The brain is not an equal opportunities organ, it seems. An imaging study of Chinese and Caucasian people has found that their brains respond less strongly to the pain of strangers whose ethnicity is different when compared with strangers of their own race.
Brain’s response muted when we see other races in pain, New Scientist
It wasn’t much of a path up from the beach this past weekend. As you could see from the pictures, it was a pretty rocky area; there was sand (just enough to push Hobbes’s crank button) but that was a fairly limited portion of the area. The rest of it was all crags and slopes and pebbles. Needless to say, we were careful going up it: I because I’m a klutz; the Guy because he was hauling an incredibly chirpy Hobbes on his back.
About halfway up the slope, we met a group of very excited Caucasian children heading down. They were running, which was stupid, but they were boys, so … see point 1. The inevitable happened. One of them fell, grabbed his knee, inspected it — he was wearing shorts — and started to wail.
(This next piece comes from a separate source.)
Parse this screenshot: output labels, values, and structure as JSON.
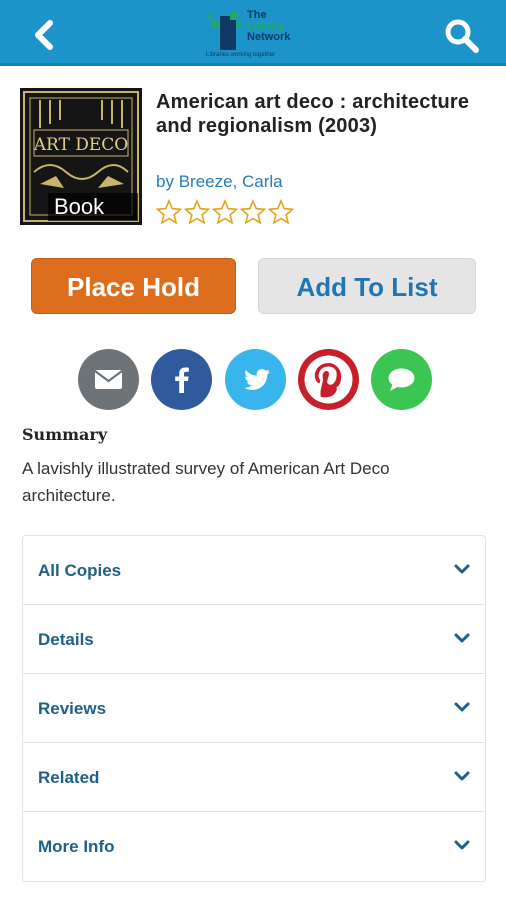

His brother and sister (I presume they were related) came back to regard him with disgust. “Don’t be such a baby,” they said. I would estimate they were all between 7 and 11 years old.
I’m not particularly surprised by New Scientist’s article; in fact, I’m only astonished that they had to do an actual study, but only in that cynical, “you needed to spend money to figure that out?” way.
The Guy never paused. In fact, I think he was already past the kids when the boy fell, so he didn’t even know anything had happened.
Me, I hesitated. I wavered. There was no obvious blood, and the boy’s siblings didn’t seem to be all that impressed by his injury. On the other hand….
Such automatic neural responses don’t necessarily translate into behaviour, cautions Farah. “Just because there is this difference in ACC response it doesn’t mean that we are inevitably going to behave less empathically toward the other group.”
“Is he okay?” I finally asked.
The boy’s brother and sister looked up. “He’s fine,” the brother said, with obvious disgust for his younger brother’s dramatics.
And then paternal wrath came stalking down the path towards them — “I told you boys not to run!” — so I nodded good-bye to them and left them to reap the consequences.
For the record, I am not more or less empathic based on the injured person’s race. Based on the injured person’s age, though; that’s another story altogether.
***
We’d just started down 280S, a beautiful, 10 lane freeway that runs through some of the more attractive woodlands and pasturelands in the Bay Area, when the Guy suddenly swore.
“Holy shit!”
I had just enough time to see something black and shiny fly cartwheeling across the lanes, and then we were swerving onto the side of the road. A split second later, I saw what the Guy had seen; a silver convertible sports car was hurtling up the large hill on the left side of the freeway, out of control. It crashed. There was no other word for it, really. It crashed into the hill, right front wheel first, and only pure, insane, ungodly luck kept it from flipping completely over and onto its top. Its uncovered top.
I fumbled for the phone and called 911 while the Guy got out of the car. Hobbes, sound asleep in his car seat, missed all the excitement. I got a busy signal; a car in front of us had also pulled over, and the driver had his phone out as well. Hopefully he had more luck. When I leaned out the window to investigate, I found that yet another car on the other side of the road had pulled over, and its driver was helping the crash victim out of the car. Incredibly, the man was able to stand, though his face was covered with blood.
“Idiot,” the Guy reported, when he got back into the car. “There’s nothing we can do. It’s too dangerous to cross the road, and he has help.”
“Busy signal,” I reported bitterly, and smacked the back of my phone. Because of course, that always works when you’re trying to get through to emergency services. “What happened?”
“He was driving too fast and lost control.” The Guy pulled us back into traffic. “He tried to change lanes but he was tailgating and he would’ve hit the car in front of him, so he tried to jerk back into his own lane and lost it. He’s driving too much car for him.”
“Was,” I corrected. There wasn’t much of the car left, from what I could see.
“Not anymore,” the Guy said. “Idiot.”
He has a deep contempt for bad drivers, of any stripe. We have had arguments about this before. I am not, shall we say, one of the talented few.